During her doctoral program at Arizona State University, she worked on the La Quemada archaeological site in Zacatecas, Mexico — a dynamic and understudied settlement from Mesoamerica’s epiclassic period (600-900 C.E.). Other sites in the area carried on through the postclassic period (900-1200 C.E.) and beyond. La Quemada, however, faded surprisingly early.
“The height of its occupation was from 600 to 800 C.E.,” Torvinen said. “Other people had already ruled out environmental factors like changes in rainfall. So, I was trying to see if there was a breakdown in social identity that contributed to the site’s decline and abandonment.”
Torvinen’s doctoral advisor, Ben Nelson, had worked at the site since the 1980s and brought her on the project to examine the ceramics for clues. Many pottery styles were shared across the region, but archaeologists were unsure whether the objects were moving or if people were copying styles they saw elsewhere. One part of Torvinen’s dissertation, which refined the chronology of the site by tracking the rise and fall of different pottery styles over time, was the first such study done at La Quemada and allowed archaeologists to evaluate changes in social and behavioral patterns over time at the site.

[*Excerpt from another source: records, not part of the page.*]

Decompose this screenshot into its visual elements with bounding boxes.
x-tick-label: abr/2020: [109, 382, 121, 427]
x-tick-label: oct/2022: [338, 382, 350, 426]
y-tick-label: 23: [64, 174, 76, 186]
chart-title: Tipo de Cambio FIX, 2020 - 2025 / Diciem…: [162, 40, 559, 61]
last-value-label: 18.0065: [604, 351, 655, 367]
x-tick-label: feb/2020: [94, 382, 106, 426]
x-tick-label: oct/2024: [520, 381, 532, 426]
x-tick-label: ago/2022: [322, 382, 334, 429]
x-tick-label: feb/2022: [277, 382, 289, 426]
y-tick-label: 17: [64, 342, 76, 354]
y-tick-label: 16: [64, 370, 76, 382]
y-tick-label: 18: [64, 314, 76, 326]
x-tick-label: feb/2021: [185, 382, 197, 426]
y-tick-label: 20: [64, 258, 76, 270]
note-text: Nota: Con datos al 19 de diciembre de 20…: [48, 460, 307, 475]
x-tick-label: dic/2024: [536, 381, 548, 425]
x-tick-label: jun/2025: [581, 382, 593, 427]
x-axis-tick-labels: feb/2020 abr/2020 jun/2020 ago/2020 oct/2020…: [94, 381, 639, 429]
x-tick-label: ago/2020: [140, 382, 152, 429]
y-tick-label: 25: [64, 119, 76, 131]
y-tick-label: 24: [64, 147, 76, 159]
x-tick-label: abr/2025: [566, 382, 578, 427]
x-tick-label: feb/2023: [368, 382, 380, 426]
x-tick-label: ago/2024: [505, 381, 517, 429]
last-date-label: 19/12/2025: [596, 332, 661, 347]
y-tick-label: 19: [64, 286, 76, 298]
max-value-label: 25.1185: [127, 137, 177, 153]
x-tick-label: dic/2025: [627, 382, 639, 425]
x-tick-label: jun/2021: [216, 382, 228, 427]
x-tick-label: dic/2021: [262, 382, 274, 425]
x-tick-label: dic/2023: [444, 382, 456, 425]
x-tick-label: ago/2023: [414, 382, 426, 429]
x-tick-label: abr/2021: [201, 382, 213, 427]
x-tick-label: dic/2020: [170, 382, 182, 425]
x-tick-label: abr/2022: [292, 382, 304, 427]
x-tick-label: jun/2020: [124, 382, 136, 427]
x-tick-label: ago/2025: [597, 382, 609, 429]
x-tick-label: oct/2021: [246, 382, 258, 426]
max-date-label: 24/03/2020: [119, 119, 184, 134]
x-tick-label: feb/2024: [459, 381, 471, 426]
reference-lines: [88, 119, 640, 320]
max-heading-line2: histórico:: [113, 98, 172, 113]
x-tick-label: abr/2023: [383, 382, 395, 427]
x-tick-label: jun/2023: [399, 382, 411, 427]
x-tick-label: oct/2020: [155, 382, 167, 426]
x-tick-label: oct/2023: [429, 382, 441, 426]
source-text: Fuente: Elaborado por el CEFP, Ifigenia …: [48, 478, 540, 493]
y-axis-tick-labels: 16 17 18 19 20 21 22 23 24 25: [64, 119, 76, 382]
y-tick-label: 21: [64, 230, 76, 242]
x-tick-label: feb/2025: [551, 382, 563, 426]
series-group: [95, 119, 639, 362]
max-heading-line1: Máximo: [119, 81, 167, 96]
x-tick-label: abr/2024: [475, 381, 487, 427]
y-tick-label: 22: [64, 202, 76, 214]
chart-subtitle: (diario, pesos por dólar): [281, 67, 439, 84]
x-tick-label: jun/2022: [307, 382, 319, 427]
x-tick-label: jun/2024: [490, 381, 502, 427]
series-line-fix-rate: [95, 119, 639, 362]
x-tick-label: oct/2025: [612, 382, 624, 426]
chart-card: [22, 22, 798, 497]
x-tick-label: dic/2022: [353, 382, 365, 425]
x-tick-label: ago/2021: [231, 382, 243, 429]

It remains a mystery why the site of La Quemada lasted only 200 years. Torvinen’s suspicion, however, is that there was something outside pulling residents away, rather than something about the settlement pushing them out. That era in Mesoamerica saw the rise of trade networks that connected other areas of West Mexico with Central Mexico. “La Quemada was just a little too far north, a little too off the beaten path to participate in those interregional connections,” she said. “So maybe people moved further south to engage with that.”
For two years after completing her doctoral degree, Torvinen stayed on at ASU as a postdoctoral associate to manage the project collections housed in Zacatecas, Mexico, and organize a workshop with all the researchers who had worked on the La Quemada-Malpaso Valley archaeological project during its roughly 30-year existence. The information gathered from that workshop will be synthesized into a Spanish report for the Mexican government and an English edited volume.
Later, as a National Science Foundation postdoctoral associate at ASU, Torvinen worked with Kostalena Michelaki to launch the Pan-American Ceramics Project, an open-access database for pottery across the Americas. Torvinen said the idea began during her dissertation research, as she noticed there was no easy way to track the similarities among pottery in different regions. As a result, archaeologists often used different names for what could be considered the same thing. The database, which officially launched in December 2022, offers a way to integrate data across projects and regions.
“I hope pulling pottery from Florida, Mexico and Canada, for example, all together in one place can eventually help us see wider scale patterns we never thought possible before,” Torvinen said. At the Florida Museum, she plans to continue adding to the database — perhaps gathering enough data in the future to make comparisons across continents.
Torvinen will also be working with the museum’s associate curator of Florida Archaeology, Neill Wallis, on a collection of shell tempered pottery, a tradition within the Mississippian culture. She’s eager to brush up on her petrographic microscope skills, which she will use to examine the microtexture and material components of pottery samples across sites to see which traits are shared.
“Can we learn anything about how people interacted in different ways in the past? Are these regional styles only produced locally and shared, or is there any physical movement of the actual pottery? It’s very much in line with what I was already doing. And it’s exciting.”